Podemos estar a permitir a qualquer empresa alterar a nossa situação tributária, emitindo facturas e notas de crédito com o nosso número de contribuinte, sem qualquer controlo por parte da AT
Foi notícia na semana passada a colocação pela Ordem dos Advogados no portal do e-fatura de várias facturas e notas de crédito relativas aos advogados nela inscritos, sempre no valor de milhões e, nalguns casos, de dezenas de milhões de euros. A questão é que as referidas notas de crédito, que em princípio deveriam servir para anular as facturas, eram de valor muito superior a estas, gerando uma alteração na situação tributária dos advogados. Nalguns casos, o site do e- -fatura indicava que esses advogados tinham tido ganhos com a Ordem dos Advogados na casa dos milhões de euros. Naturalmente que se trata de uma situação altamente preocupante, uma vez que a colocação num site oficial de informações que indicam o recebimento de milhões por parte de cidadãos pode fazer disparar alertas tributários ou até de branqueamento de capitais, com inúmeros prejuízos para todos os envolvidos.
Contactada sobre o assunto por várias pessoas, a Autoridade Tributária e Aduaneira respondeu que “a situação descrita deve ser reportada à entidade emitente da fatura e nota de crédito para que a mesma possa esclarecer o motivo da emissão de tais documentos com o seu NIF, uma vez que a emissão de fatura ou documentos equivalentes é uma operação comercial que apenas diz respeito aos seus intervenientes, sendo a AT completamente alheia a essa situação. No entanto, a situação já foi detetada pela Ordem dos Advogados conforme poderá verificar no site da Ordem dos Advogados”.

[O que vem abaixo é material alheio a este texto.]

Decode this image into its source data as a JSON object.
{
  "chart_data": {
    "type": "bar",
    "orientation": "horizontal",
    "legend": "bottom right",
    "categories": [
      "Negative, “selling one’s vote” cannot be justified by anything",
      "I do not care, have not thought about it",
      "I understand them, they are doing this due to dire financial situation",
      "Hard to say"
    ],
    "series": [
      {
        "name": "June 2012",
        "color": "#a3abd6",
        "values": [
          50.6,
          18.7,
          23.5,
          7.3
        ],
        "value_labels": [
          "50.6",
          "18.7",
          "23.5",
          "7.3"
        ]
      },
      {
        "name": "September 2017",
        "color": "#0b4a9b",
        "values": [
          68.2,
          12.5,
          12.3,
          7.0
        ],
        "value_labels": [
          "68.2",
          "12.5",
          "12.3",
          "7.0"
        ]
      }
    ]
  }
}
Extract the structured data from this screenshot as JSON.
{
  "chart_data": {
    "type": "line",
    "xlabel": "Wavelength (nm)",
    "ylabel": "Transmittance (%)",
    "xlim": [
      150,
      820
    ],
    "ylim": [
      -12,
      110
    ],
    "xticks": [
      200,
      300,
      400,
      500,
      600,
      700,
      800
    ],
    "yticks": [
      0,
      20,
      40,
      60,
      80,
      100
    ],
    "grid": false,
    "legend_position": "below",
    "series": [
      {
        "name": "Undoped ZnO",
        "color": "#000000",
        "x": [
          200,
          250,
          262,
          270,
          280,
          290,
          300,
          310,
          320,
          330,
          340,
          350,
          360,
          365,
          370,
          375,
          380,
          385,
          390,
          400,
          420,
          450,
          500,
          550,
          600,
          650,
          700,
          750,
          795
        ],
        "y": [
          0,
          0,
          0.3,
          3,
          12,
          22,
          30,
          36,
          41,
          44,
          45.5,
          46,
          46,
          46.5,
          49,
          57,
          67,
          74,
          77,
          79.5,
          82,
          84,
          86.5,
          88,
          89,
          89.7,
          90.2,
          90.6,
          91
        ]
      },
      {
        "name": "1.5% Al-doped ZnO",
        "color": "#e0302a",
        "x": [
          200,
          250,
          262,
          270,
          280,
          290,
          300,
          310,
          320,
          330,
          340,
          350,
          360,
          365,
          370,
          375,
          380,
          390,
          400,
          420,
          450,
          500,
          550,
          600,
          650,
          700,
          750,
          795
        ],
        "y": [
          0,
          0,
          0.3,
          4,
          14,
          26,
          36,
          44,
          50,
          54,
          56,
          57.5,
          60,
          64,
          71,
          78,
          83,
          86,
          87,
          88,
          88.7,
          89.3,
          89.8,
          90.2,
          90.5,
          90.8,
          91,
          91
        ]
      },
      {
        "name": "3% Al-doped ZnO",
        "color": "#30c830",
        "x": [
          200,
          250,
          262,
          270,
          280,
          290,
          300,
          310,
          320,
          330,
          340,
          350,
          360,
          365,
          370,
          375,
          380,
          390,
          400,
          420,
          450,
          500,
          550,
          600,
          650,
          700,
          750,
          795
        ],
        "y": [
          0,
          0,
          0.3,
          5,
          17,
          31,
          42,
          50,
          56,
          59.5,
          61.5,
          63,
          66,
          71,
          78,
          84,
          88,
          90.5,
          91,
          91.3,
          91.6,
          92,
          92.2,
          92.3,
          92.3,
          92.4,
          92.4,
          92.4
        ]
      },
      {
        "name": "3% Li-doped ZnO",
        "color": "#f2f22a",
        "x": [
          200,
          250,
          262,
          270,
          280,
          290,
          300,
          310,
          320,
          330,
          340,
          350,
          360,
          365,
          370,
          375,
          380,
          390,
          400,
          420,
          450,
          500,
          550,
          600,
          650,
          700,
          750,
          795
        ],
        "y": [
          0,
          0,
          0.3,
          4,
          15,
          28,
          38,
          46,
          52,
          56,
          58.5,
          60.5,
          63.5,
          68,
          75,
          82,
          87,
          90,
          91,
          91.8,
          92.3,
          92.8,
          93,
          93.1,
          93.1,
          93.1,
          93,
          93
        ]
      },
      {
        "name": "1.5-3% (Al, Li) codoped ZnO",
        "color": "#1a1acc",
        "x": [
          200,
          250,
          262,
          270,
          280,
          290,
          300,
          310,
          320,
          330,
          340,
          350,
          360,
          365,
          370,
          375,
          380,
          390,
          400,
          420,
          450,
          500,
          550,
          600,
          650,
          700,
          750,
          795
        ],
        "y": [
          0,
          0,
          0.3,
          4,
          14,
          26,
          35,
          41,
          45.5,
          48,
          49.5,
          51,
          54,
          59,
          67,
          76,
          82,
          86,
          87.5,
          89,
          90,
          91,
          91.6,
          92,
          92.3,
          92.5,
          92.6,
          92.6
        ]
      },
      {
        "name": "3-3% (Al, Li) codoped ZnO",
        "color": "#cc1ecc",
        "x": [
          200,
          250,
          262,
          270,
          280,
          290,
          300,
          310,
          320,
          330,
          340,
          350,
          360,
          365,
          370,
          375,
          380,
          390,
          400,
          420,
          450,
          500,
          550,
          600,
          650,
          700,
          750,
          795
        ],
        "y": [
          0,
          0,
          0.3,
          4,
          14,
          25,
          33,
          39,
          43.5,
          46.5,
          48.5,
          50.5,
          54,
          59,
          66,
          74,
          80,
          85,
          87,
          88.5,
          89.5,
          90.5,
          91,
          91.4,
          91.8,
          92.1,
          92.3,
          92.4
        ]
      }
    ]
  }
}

E efectivamente, no respectivo site, a Ordem dos Advogados informava que se tratava de um erro na formatação dos dados a alojar na plataforma e-fatura referentes às facturas das quotas dos advogados do ano de 2018 e Janeiro de 2019 ao qual a OA seria totalmente alheia, considerando que as facturas foram emitidas corretamente, encontrando-se disponíveis na área reservada do portal da OA desde a sua emissão. O erro teria sido originado por uma anomalia do programa informático Microsoft Dynamics Nav instalado na OA por duas empresas externas, que imediatamente se responsabilizaram por esta lamentável situação. A Ordem dos Advogados comprometeu–se assim a retirar do e-fatura todos os ficheiros corrompidos correspondentes ao período entre Janeiro de 2018 e Janeiro de 2019, sendo estes substituídos por novos ficheiros com os dados correctos. Segundo assegurou, este processo deveria estar concluído em três dias úteis, até ao dia 4 de Março de 2019.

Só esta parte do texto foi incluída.